Es hängt ein wenig fundamental mit den Weltanschauungen zusammen, was zu erklären hier etwas den Rahmen sprengen würde. Aber in einer Weltanschauung, in der alle Menschen gleich viel wert sind und gleich behandelt werden müssen, darf man natürlich nicht einmal den politischen Gegner anders behandeln, ist doch klar. Aber in einer Welt, in der die eigene In-Group per Definition die moralisch bessere ist, und alle Opponenten davon per Definition immer falsch liegen, weil sie schlechtere Menschen sind (oder dem Erfolg der „besseren“ Menschen im Weg stehen) gibt es keine Heuchelei, dafür aber klare Linien zwischen Freund und Feind. (Wenn man nicht genau darüber nachdenkt zumindest).

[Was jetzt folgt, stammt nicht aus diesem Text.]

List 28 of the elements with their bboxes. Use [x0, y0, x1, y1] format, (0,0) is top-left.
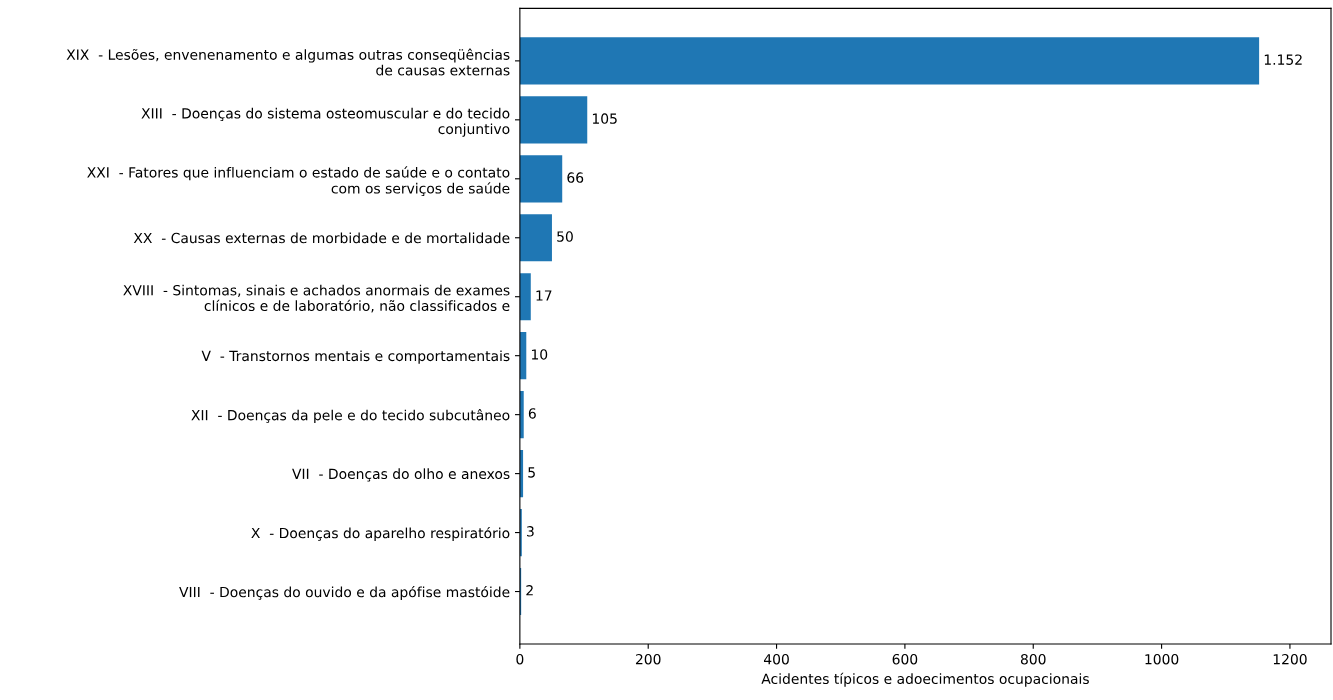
data-label: 50 [557, 231, 573, 242]
data-label: 66 [567, 172, 584, 183]
y-tick-label: XX - Causas externas de morbidade e de mortalidade [133, 232, 510, 244]
y-tick-label: V - Transtornos mentais e comportamentais [201, 350, 510, 364]
data-label: 5 [528, 467, 535, 478]
x-axis-title: Acidentes típicos e adoecimentos ocupacionais [761, 672, 1089, 687]
x-tick-label: 600 [892, 653, 918, 665]
y-tick-label: VII - Doenças do olho e anexos [292, 468, 510, 482]
x-tick-label: 800 [1020, 653, 1046, 665]
data-label: 17 [536, 290, 552, 301]
x-tick-label: 0 [516, 653, 524, 665]
x-tick-label: 400 [763, 653, 789, 665]
data-label: 2 [526, 585, 533, 596]
data-label: 10 [531, 349, 548, 360]
x-tick-label: 1200 [1273, 653, 1307, 665]
y-tick-label: XIX - Lesões, envenenamento e algumas outras conseqüências de causas externas [66, 48, 510, 76]
y-tick-label: XVIII - Sintomas, sinais e achados anormais de exames clínicos e de laboratório, não classificados e [123, 284, 510, 313]
x-tick-label: 200 [635, 653, 661, 665]
y-tick-label: VIII - Doenças do ouvido e da apófise mastóide [179, 585, 510, 600]
data-label: 6 [528, 408, 536, 419]
y-tick-label: XXI - Fatores que influenciam o estado de saúde e o contato com os serviços de saúde [87, 166, 510, 197]
data-label: 3 [527, 526, 534, 537]
data-label: 105 [592, 113, 617, 124]
y-tick-label: XIII - Doenças do sistema osteomuscular e do tecido conjuntivo [141, 107, 510, 137]
y-tick-label: X - Doenças do aparelho respiratório [251, 527, 510, 542]
y-tick-label: XII - Doenças da pele e do tecido subcutâneo [191, 409, 510, 424]
data-label: 1.152 [1264, 54, 1302, 65]
x-tick-label: 1000 [1145, 653, 1179, 665]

Denn alles, was die eigene Gruppe stärkt, ist moralisch richtig. Und Lügen, Hetze und Mord(drohungen) sind dabei nur konsequent. Und das ist das fundamentale Problem mit der rechten Weltanschauung, denn wir werden sie nicht aufhalten können, wenn wir davon ausgehen, dass ihnen Heuchelei oder Lügen moralisch wichtig wären. Wir dürfen nicht davon ausgehen, dass es nur verkappte „Linke“ und „Demokraten“ sind, die nur ein paar Zusammenhänge falsch verstanden haben. Sie suchen nicht auch einen Konsens und liegen nur falsch. Sie suchen den absoluten Sieg, mit jedem Mittel.

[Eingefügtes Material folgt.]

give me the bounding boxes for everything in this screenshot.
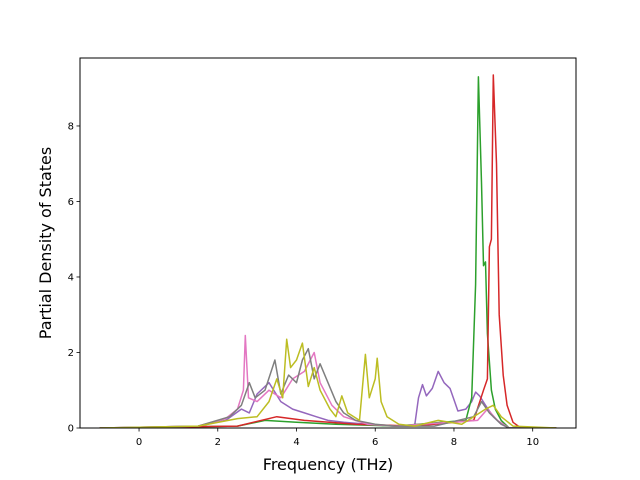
- y-tick-label: 2: [68, 348, 74, 359]
- y-tick-label: 4: [68, 272, 74, 283]
- x-tick-label: 2: [215, 437, 221, 448]
- x-tick-label: 10: [526, 437, 539, 448]
- x-tick-label: 8: [451, 437, 457, 448]
- plot-series: [99, 74, 557, 428]
- y-tick-label: 8: [68, 121, 74, 132]
- series-line-5: [99, 347, 557, 428]
- x-axis-label: Frequency (THz): [263, 455, 393, 474]
- y-tick-label: 6: [68, 197, 74, 208]
- series-line-4: [99, 334, 557, 428]
- series-line-1: [99, 370, 557, 428]
- plot-frame: [79, 57, 577, 429]
- x-tick-label: 0: [136, 437, 142, 448]
- y-tick-label: 0: [68, 424, 74, 435]
- series-line-3: [99, 74, 557, 428]
- x-axis-ticks: 0 2 4 6 8 10: [136, 428, 539, 448]
- x-tick-label: 4: [293, 437, 299, 448]
- x-tick-label: 6: [372, 437, 378, 448]
- y-axis-ticks: 0 2 4 6 8: [68, 121, 80, 435]
- series-line-6: [99, 338, 557, 428]
- y-axis-label: Partial Density of States: [36, 147, 55, 339]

Deswegen sollten wir natürlich nicht unsere Ideale und unsere Moral über Bord werfen. Deswegen sollten wir nicht lügen und nicht Morddrohungen verteilen. Aber wir sollten aufhören, den Heuchelei-Vorwürfen von rechts Glauben zu schenken, denn diese werden immer kommen. Wir sollten aufhören, mit diesen Menschen zu diskutieren und sie ernst zu nehmen. Denn sie suchen keinen Konsens, sie suchen den Sieg. Das ist sogar ihre gesetzte Strategie:

“Sollte man jedoch wirklich mal an jemand geraten der diskutieren kann (…), gibt es nur noch eins: Beleidigen. Und da ziehe jedes Register. Lass nichts aus. Schwacher Punkt ist oftmals die Familie. Habe immer ein Repertoire an Beleidigungen, die Du auf den jeweiligen Gegner anpassen kannst.” – Aus einem Handbuch für rechte Hetzer von den Identitären.

Diskutiert nicht mit ihnen. Aber spricht über sie. Grenzt sie aus, denn die Toleranz kann nur mit Intoleranz gegenüber Intoleranten erhalten bleiben. Lasst euch nicht zu Hufeisen-Vergleichen hinreißen lassen, in der Hoffnung, einen moralischen Sieg zu erlangen. Denn dieser wird uns am Ende rein gar nichts bringen.